Les chercheurs ont testé ce nouvel « étudiant » sur plusieurs défis :

  • Une meilleure capacité de prédiction : Lorsqu'on lui demandait de prédire des résultats dans des scénarios sportifs ou de santé qu'il n'avait jamais vus, l'IA produisait des estimations beaucoup plus précises. Elle ne se contentait pas de deviner un chiffre ; elle comprenait l'incertitude entourant ce chiffre.
  • Penser comme les humains : Lorsqu'ils ont comparé les suppositions de l'IA aux jugements humains réels, l'IA entraînée avec cette méthode s'alignait beaucoup mieux sur la façon dont les vraies personnes pensent. Elle a cessé d'être excessivement confiante pour commencer à agir comme un observateur humain prudent.
  • Généralisation : Même lorsqu'ils ont testé l'IA sur des sujets complètement différents (comme passer du sport à la santé), elle a continué à bien performer. Cela suggère qu'elle a appris une compétence générale de « pensée avec l'incertitude », et non la simple mémorisation de faits sportifs.
  • Calibration : L'IA est devenue « calibrée ». Cela signifie que si elle dit qu'il y a 70 % de chances que quelque chose se produise, cela se produit effectivement environ 70 % du temps. Le document note que cette amélioration est profonde ; ce n'est pas seulement un truc de surface (comme ajuster un curseur après coup), mais un changement fondamental dans la façon dont le modèle représente l'incertitude.

L'essentiel

Le document soutient que pour rendre l'IA meilleure dans le raisonnement du monde réel, nous ne devrions pas simplement la nourrir de plus de faits. Au lieu de cela, nous devrions lui apprendre à simuler le monde. En utilisant l'IA pour générer des histoires, en transformant ces histoires en simulations mathématiques strictes, puis en entraînant d'autres IA sur les résultats de ces simulations, nous pouvons créer des modèles bien plus aptes à gérer la nature désordonnée, incertaine et probabiliste de la vie réelle.
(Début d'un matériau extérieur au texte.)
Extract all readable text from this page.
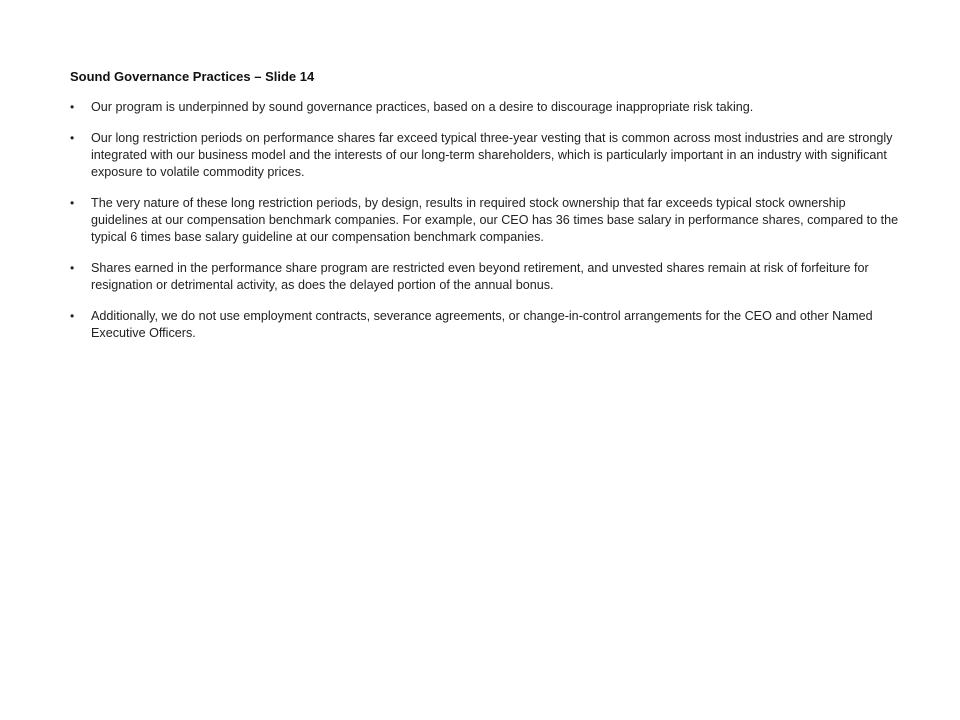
Sound Governance Practices – Slide 14
• Our program is underpinned by sound governance practices, based on a desire to discourage inappropriate risk taking.
• Our long restriction periods on performance shares far exceed typical three-year vesting that is common across most industries and are strongly integrated with our business model and the interests of our long-term shareholders, which is particularly important in an industry with significant exposure to volatile commodity prices.
• The very nature of these long restriction periods, by design, results in required stock ownership that far exceeds typical stock ownership guidelines at our compensation benchmark companies. For example, our CEO has 36 times base salary in performance shares, compared to the typical 6 times base salary guideline at our compensation benchmark companies.
• Shares earned in the performance share program are restricted even beyond retirement, and unvested shares remain at risk of forfeiture for resignation or detrimental activity, as does the delayed portion of the annual bonus.
• Additionally, we do not use employment contracts, severance agreements, or change-in-control arrangements for the CEO and other Named Executive Officers.
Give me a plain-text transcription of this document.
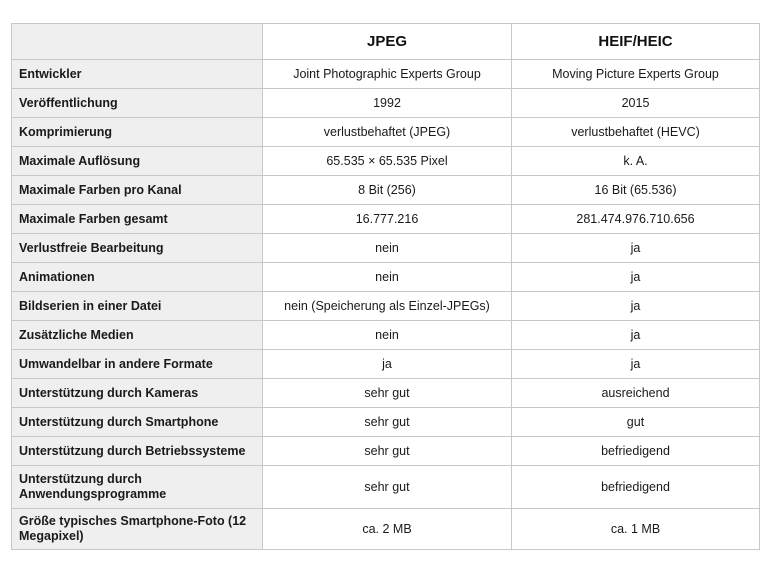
	JPEG	HEIF/HEIC
Entwickler	Joint Photographic Experts Group	Moving Picture Experts Group
Veröffentlichung	1992	2015
Komprimierung	verlustbehaftet (JPEG)	verlustbehaftet (HEVC)
Maximale Auflösung	65.535 × 65.535 Pixel	k. A.
Maximale Farben pro Kanal	8 Bit (256)	16 Bit (65.536)
Maximale Farben gesamt	16.777.216	281.474.976.710.656
Verlustfreie Bearbeitung	nein	ja
Animationen	nein	ja
Bildserien in einer Datei	nein (Speicherung als Einzel-JPEGs)	ja
Zusätzliche Medien	nein	ja
Umwandelbar in andere Formate	ja	ja
Unterstützung durch Kameras	sehr gut	ausreichend
Unterstützung durch Smartphone	sehr gut	gut
Unterstützung durch Betriebssysteme	sehr gut	befriedigend
Unterstützung durch Anwendungsprogramme	sehr gut	befriedigend
Größe typisches Smartphone-Foto (12 Megapixel)	ca. 2 MB	ca. 1 MB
Ils n'ont pas testé cela sur des diagnostics médicaux ou des conseils juridiques dans cette étude spécifique ; ils se sont concentrés sur le sport, des scénarios généraux et des benchmarks spécifiques pour prouver que la méthode fonctionne. L'idée centrale est que les programmes probabilistes agissent comme un professeur parfait, permettant à l'IA d'apprendre l'art de l'incertitude.